Il bando si rivolge alle imprese, anche individuali, iscritte al Registro delle Imprese o all'Albo delle imprese artigiane su tutto il territorio nazionale. In base all'intervento specifico (Asse 1.1, tipologia d), il finanziamento è aperto anche agli Enti del Terzo Settore iscritti al RUNTS.

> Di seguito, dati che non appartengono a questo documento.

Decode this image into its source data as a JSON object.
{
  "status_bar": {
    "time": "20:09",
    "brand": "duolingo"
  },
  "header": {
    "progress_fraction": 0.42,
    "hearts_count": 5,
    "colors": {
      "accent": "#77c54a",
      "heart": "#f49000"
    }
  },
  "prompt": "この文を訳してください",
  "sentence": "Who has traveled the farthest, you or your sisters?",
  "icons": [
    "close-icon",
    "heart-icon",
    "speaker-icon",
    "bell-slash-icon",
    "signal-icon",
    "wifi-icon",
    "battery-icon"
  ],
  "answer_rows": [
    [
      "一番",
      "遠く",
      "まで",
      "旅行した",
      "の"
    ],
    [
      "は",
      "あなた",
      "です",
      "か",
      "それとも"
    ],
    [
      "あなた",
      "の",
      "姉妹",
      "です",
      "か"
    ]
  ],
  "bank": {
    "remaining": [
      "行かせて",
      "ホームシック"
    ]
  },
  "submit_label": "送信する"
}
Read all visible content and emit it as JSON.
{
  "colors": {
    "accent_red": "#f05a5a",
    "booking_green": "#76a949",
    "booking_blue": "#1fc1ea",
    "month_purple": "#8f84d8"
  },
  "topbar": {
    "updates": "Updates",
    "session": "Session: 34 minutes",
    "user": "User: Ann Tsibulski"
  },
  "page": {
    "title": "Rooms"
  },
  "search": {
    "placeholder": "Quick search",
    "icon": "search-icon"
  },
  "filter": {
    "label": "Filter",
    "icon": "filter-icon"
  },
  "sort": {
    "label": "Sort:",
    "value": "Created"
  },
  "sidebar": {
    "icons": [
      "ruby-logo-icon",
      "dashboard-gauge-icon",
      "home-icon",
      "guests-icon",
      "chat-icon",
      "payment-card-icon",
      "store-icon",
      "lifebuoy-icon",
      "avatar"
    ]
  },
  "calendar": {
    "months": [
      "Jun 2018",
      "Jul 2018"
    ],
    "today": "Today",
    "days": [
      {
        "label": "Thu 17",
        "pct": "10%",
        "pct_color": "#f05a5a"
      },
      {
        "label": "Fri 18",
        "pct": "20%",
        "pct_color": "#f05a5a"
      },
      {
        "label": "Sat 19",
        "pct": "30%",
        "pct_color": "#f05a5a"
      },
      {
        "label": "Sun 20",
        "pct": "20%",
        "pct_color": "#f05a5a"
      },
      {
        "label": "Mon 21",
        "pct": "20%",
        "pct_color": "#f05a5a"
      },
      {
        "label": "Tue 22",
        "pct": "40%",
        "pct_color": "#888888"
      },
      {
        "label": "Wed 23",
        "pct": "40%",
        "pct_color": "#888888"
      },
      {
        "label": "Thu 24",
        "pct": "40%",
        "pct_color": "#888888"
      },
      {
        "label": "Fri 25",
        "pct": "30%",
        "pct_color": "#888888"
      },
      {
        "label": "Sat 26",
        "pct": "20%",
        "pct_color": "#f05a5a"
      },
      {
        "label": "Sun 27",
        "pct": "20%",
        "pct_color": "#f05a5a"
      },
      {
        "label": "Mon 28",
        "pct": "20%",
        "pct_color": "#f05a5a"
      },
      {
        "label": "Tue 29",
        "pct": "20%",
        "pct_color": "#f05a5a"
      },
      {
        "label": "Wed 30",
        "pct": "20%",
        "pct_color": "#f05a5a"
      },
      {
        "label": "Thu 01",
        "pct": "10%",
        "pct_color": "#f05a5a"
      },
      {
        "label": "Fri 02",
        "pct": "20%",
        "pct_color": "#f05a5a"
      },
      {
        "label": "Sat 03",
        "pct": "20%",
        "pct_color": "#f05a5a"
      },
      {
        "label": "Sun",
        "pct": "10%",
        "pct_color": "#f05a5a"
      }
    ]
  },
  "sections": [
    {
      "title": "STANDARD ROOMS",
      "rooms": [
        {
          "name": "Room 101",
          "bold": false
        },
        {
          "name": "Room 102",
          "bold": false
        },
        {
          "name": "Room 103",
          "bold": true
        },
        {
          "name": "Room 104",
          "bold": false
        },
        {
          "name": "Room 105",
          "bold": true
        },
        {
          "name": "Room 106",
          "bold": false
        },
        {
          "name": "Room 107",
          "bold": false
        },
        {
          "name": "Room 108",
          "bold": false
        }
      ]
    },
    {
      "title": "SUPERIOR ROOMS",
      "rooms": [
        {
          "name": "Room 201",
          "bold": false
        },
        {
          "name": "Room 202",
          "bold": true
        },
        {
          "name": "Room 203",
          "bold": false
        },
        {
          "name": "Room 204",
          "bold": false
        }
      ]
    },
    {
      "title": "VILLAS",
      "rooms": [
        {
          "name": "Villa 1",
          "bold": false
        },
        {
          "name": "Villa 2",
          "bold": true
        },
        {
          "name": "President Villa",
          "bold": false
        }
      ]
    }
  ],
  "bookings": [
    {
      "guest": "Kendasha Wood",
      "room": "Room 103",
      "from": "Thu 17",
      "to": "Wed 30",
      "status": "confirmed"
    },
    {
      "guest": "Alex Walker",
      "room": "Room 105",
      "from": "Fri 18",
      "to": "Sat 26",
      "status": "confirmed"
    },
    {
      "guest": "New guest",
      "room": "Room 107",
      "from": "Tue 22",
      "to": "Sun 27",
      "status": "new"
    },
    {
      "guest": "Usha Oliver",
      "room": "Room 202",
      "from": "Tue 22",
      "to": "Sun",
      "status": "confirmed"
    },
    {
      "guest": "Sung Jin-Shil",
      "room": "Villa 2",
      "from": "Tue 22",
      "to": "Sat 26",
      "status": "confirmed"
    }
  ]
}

Il bando è strutturato in 5 Assi di finanziamento principali:
Asse 1.1: Riduzione dei rischi tecnopatici (es. rischio chimico, rumore, vibrazioni);
Asse 1.2: Adozione di modelli organizzativi e di responsabilità sociale (es. certificazioni ISO 45001).
Asse 2: Riduzione dei rischi infortunistici.
Asse 3: Bonifica da amianto.
Assi 4 e 5: Progetti specifici per micro e piccole imprese in settori particolari come agricoltura e ristorazione.
Il contributo INAIL è calcolato sulle spese ammissibili e prevede:
Percentuale di copertura: Generalmente il 65% delle spese per il progetto principale e fino all'80% per l'intervento aggiuntivo (come l'adozione di un sistema di gestione della sicurezza).
Importo minimo erogabile: 5.000 euro.
Importo massimo erogabile: 130.000 euro.
Il contributo copre due macro-categorie:
Spese di progetto (A): Acquisto di macchinari, attrezzature e impianti necessari all'intervento. Nel caso di acquisto macchine, il limite ammissibile è l'80% del prezzo di listino.
Spese tecniche (B): Perizia asseverata, progetti tecnici e direzione lavori. Queste sono finanziabili fino al 10% dei costi di progetto (massimo 10.000 euro), ridotto al 5% se si tratta di solo acquisto macchine.
Per accedere al contributo il progetto deve raggiungere una soglia minima basata su diversi parametri:
Dimensioni aziendali: Le imprese più piccole (calcolate in ULA) ottengono un punteggio maggiore.
Rischiosità: Punti legati al tasso medio nazionale della voce di tariffa INAIL dell'azienda.
Collaborazione: Bonus per progetti condivisi con le Parti Sociali o i rappresentanti dei lavoratori (RLS/RLST).
La procedura si articola in tre momenti chiave:
Compilazione online: Tramite il portale INAIL nelle date indicate dal calendario ufficiale.
Sportello informatico (Click-day): Invio telematico della domanda per ottenere il codice identificativo.
Conferma della domanda: Per le aziende in posizione utile, invio del Modulo A e della documentazione necessaria (inclusa la perizia asseverata).